Your hands used to know how to stop me from going.

They used to tell me a story. Now, they break up

a sentence into small pieces. They clear clutter.

 

They’re strong enough to pull someone from a burning car,

just not your car, just not me.

First published in Prime Number Magazine (Spring 2022) and then in Trouble Can Be So Beautiful at the Beginning (Mercer University Press, 2021)


Katy Perry Is Crooning and Won’t Stop Just Because I Did

Because this is a small village and people tell other people’s news, I already know when I walk past your mother’s house, and the garage door is flung open wide as if it got stopped mid-scream, and you are lining up the contents on the lawn (an artificial Christmas tree, boards that once belonged to shelves) that your brother died fifteen hours ago in the early hours of morning, that he had trouble breathing because of the flu or because of some other condition the coroner will discover—I will learn about that, too, surely, when the news comes, because this is how a village runs: on private information, on what really happened, on what maybe happened, and especially if it’s bad news, we pass it along like hot potatoes so it won’t burn our knowing hands, and in this way perhaps it might not happen to us, not in the same way, or not so badly.

I pause at the edge of your lawn and pull out my earbuds—Katy Perry is crooning and won’t stop just because I did—and tell you I heard about what happened and I’m sorry, and you are startled because we have never talked to one another but as happens in a small town, I know who you are and you know who I am, by name anyway, and you have forgotten for a moment the way a village runs: on recognition and proximity.

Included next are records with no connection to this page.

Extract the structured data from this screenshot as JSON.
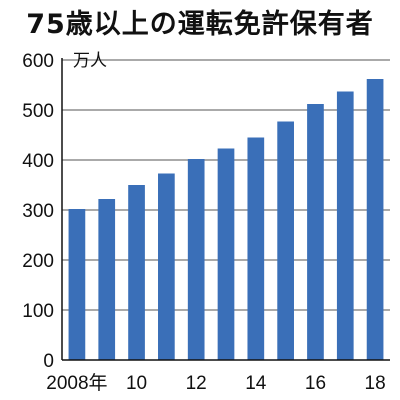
{
  "chart_data": {
    "type": "bar",
    "title": "75歳以上の運転免許保有者",
    "unit_label": "万人",
    "categories": [
      "2008",
      "2009",
      "2010",
      "2011",
      "2012",
      "2013",
      "2014",
      "2015",
      "2016",
      "2017",
      "2018"
    ],
    "tick_labels": [
      "2008年",
      "",
      "10",
      "",
      "12",
      "",
      "14",
      "",
      "16",
      "",
      "18"
    ],
    "values": [
      302,
      322,
      350,
      373,
      402,
      423,
      445,
      477,
      512,
      537,
      562
    ],
    "ylim": [
      0,
      600
    ],
    "yticks": [
      0,
      100,
      200,
      300,
      400,
      500,
      600
    ],
    "grid": "horizontal",
    "bar_color": "#3a6fb8"
  }
}
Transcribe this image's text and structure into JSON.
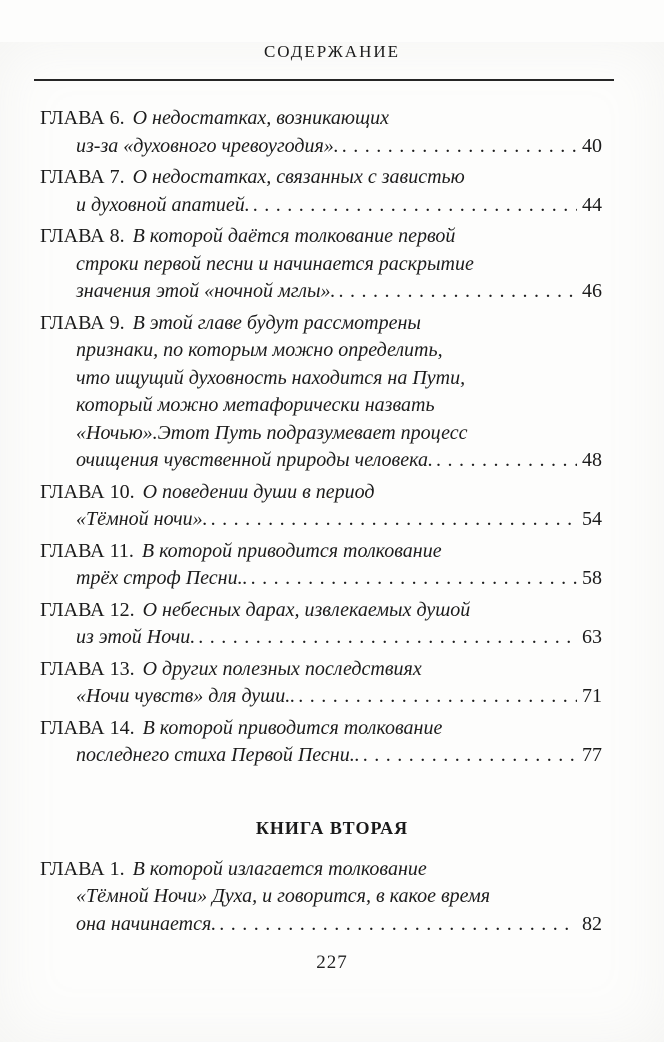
{
  "header_title": "СОДЕРЖАНИЕ",
  "book_two_heading": "КНИГА ВТОРАЯ",
  "folio": "227",
  "entries_book1": [
    {
      "label": "ГЛАВА 6.",
      "first_line": "О недостатках, возникающих",
      "middle_lines": [],
      "last_line": "из-за «духовного чревоугодия».",
      "page": "40"
    },
    {
      "label": "ГЛАВА 7.",
      "first_line": "О недостатках, связанных с завистью",
      "middle_lines": [],
      "last_line": "и духовной апатией.",
      "page": "44"
    },
    {
      "label": "ГЛАВА 8.",
      "first_line": "В которой даётся толкование первой",
      "middle_lines": [
        "строки первой песни и начинается раскрытие"
      ],
      "last_line": "значения этой «ночной мглы».",
      "page": "46"
    },
    {
      "label": "ГЛАВА 9.",
      "first_line": "В этой главе будут рассмотрены",
      "middle_lines": [
        "признаки, по которым можно определить,",
        "что ищущий духовность находится на Пути,",
        "который можно метафорически назвать",
        "«Ночью».Этот Путь подразумевает процесс"
      ],
      "last_line": "очищения чувственной природы человека.",
      "page": "48"
    },
    {
      "label": "ГЛАВА 10.",
      "first_line": "О поведении души в период",
      "middle_lines": [],
      "last_line": "«Тёмной ночи».",
      "page": "54"
    },
    {
      "label": "ГЛАВА 11.",
      "first_line": "В которой приводится толкование",
      "middle_lines": [],
      "last_line": "трёх строф Песни..",
      "page": "58"
    },
    {
      "label": "ГЛАВА 12.",
      "first_line": "О небесных дарах, извлекаемых душой",
      "middle_lines": [],
      "last_line": "из этой Ночи.",
      "page": "63"
    },
    {
      "label": "ГЛАВА 13.",
      "first_line": "О других полезных последствиях",
      "middle_lines": [],
      "last_line": "«Ночи чувств» для души..",
      "page": "71"
    },
    {
      "label": "ГЛАВА 14.",
      "first_line": "В которой приводится толкование",
      "middle_lines": [],
      "last_line": "последнего стиха Первой Песни..",
      "page": "77"
    }
  ],
  "entries_book2": [
    {
      "label": "ГЛАВА 1.",
      "first_line": "В которой излагается толкование",
      "middle_lines": [
        "«Тёмной Ночи» Духа, и говорится, в какое время"
      ],
      "last_line": "она начинается.",
      "page": "82"
    }
  ]
}
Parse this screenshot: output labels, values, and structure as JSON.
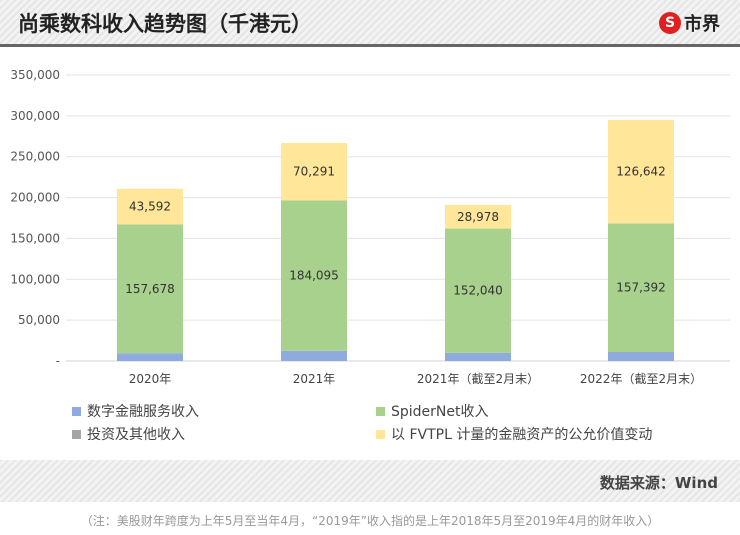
{
  "header": {
    "title": "尚乘数科收入趋势图（千港元）",
    "logo_text": "市界",
    "logo_symbol": "S"
  },
  "chart_data": {
    "type": "bar",
    "stacked": true,
    "title": "尚乘数科收入趋势图（千港元）",
    "categories": [
      "2020年",
      "2021年",
      "2021年（截至2月末）",
      "2022年（截至2月末）"
    ],
    "ylim": [
      0,
      350000
    ],
    "yticks": [
      "-",
      "50,000",
      "100,000",
      "150,000",
      "200,000",
      "250,000",
      "300,000",
      "350,000"
    ],
    "grid": true,
    "legend_placement": "bottom",
    "series": [
      {
        "name": "数字金融服务收入",
        "color": "#8faadc",
        "values": [
          9500,
          12400,
          10000,
          11000
        ],
        "labels": [
          null,
          null,
          null,
          null
        ]
      },
      {
        "name": "投资及其他收入",
        "color": "#a5a5a5",
        "values": [
          0,
          0,
          0,
          0
        ],
        "labels": [
          null,
          null,
          null,
          null
        ]
      },
      {
        "name": "SpiderNet收入",
        "color": "#a9d18e",
        "values": [
          157678,
          184095,
          152040,
          157392
        ],
        "labels": [
          "157,678",
          "184,095",
          "152,040",
          "157,392"
        ]
      },
      {
        "name": "以 FVTPL 计量的金融资产的公允价值变动",
        "color": "#ffe699",
        "values": [
          43592,
          70291,
          28978,
          126642
        ],
        "labels": [
          "43,592",
          "70,291",
          "28,978",
          "126,642"
        ]
      }
    ]
  },
  "legend": [
    "数字金融服务收入",
    "SpiderNet收入",
    "投资及其他收入",
    "以 FVTPL 计量的金融资产的公允价值变动"
  ],
  "footer": {
    "source": "数据来源：Wind"
  },
  "note": "（注：美股财年跨度为上年5月至当年4月，“2019年”收入指的是上年2018年5月至2019年4月的财年收入）"
}
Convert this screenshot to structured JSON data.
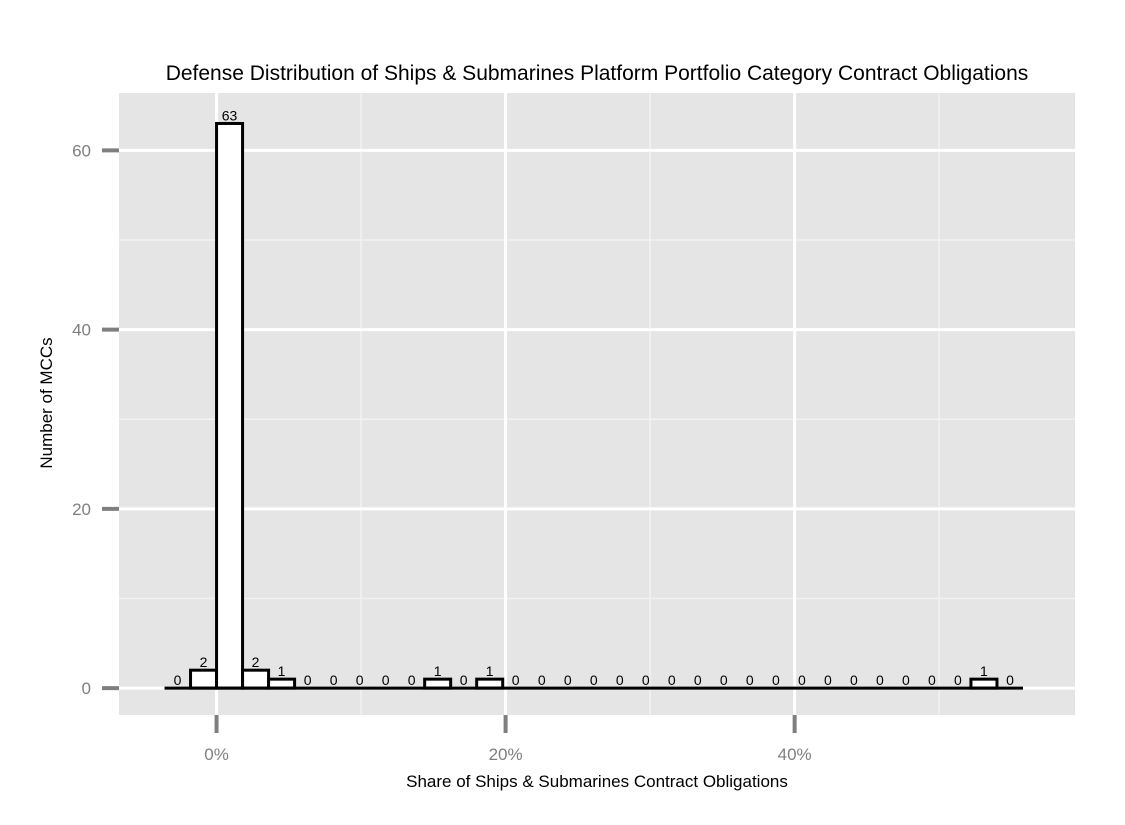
{
  "chart_data": {
    "type": "bar",
    "title": "Defense Distribution of Ships & Submarines Platform Portfolio Category Contract Obligations",
    "xlabel": "Share of Ships & Submarines Contract Obligations",
    "ylabel": "Number of MCCs",
    "x_unit": "share (fraction)",
    "bin_width": 0.018,
    "xlim": [
      -0.0675,
      0.594
    ],
    "ylim": [
      -3.0,
      66.4
    ],
    "x_ticks": [
      {
        "value": 0.0,
        "label": "0%"
      },
      {
        "value": 0.2,
        "label": "20%"
      },
      {
        "value": 0.4,
        "label": "40%"
      }
    ],
    "y_ticks": [
      {
        "value": 0,
        "label": "0"
      },
      {
        "value": 20,
        "label": "20"
      },
      {
        "value": 40,
        "label": "40"
      },
      {
        "value": 60,
        "label": "60"
      }
    ],
    "x": [
      -0.027,
      -0.009,
      0.009,
      0.027,
      0.045,
      0.063,
      0.081,
      0.099,
      0.117,
      0.135,
      0.153,
      0.171,
      0.189,
      0.207,
      0.225,
      0.243,
      0.261,
      0.279,
      0.297,
      0.315,
      0.333,
      0.351,
      0.369,
      0.387,
      0.405,
      0.423,
      0.441,
      0.459,
      0.477,
      0.495,
      0.513,
      0.531,
      0.549
    ],
    "values": [
      0,
      2,
      63,
      2,
      1,
      0,
      0,
      0,
      0,
      0,
      1,
      0,
      1,
      0,
      0,
      0,
      0,
      0,
      0,
      0,
      0,
      0,
      0,
      0,
      0,
      0,
      0,
      0,
      0,
      0,
      0,
      1,
      0
    ],
    "grid": true,
    "colors": {
      "panel": "#e5e5e5",
      "grid_major": "#ffffff",
      "grid_minor": "#f2f2f2",
      "bar_fill": "#ffffff",
      "bar_outline": "#000000",
      "tick_mark": "#7f7f7f"
    }
  }
}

We must look each other in the eye if we are to ever look at ourselves. You don’t know what crises I have lived through, for I moved away and am only back now, and it isn’t really fair that I know about your brother today, and it isn’t fair that we are both alive and that his silver Grand Marquis sits with a cold engine on the side of the street and it isn’t fair that after I have expressed my sorrow for your loss I can step back on the sidewalk and off your lawn. I can slip the earbuds back in, and there will be Katy Perry, still singing, and if I want her to start up again all I have to do is push rewind which I won’t—but I could—while you are left with the contents of the garage laid out on the lawn and you won’t be able to put any of it back but you can’t leave it out either in the rain that is coming down already.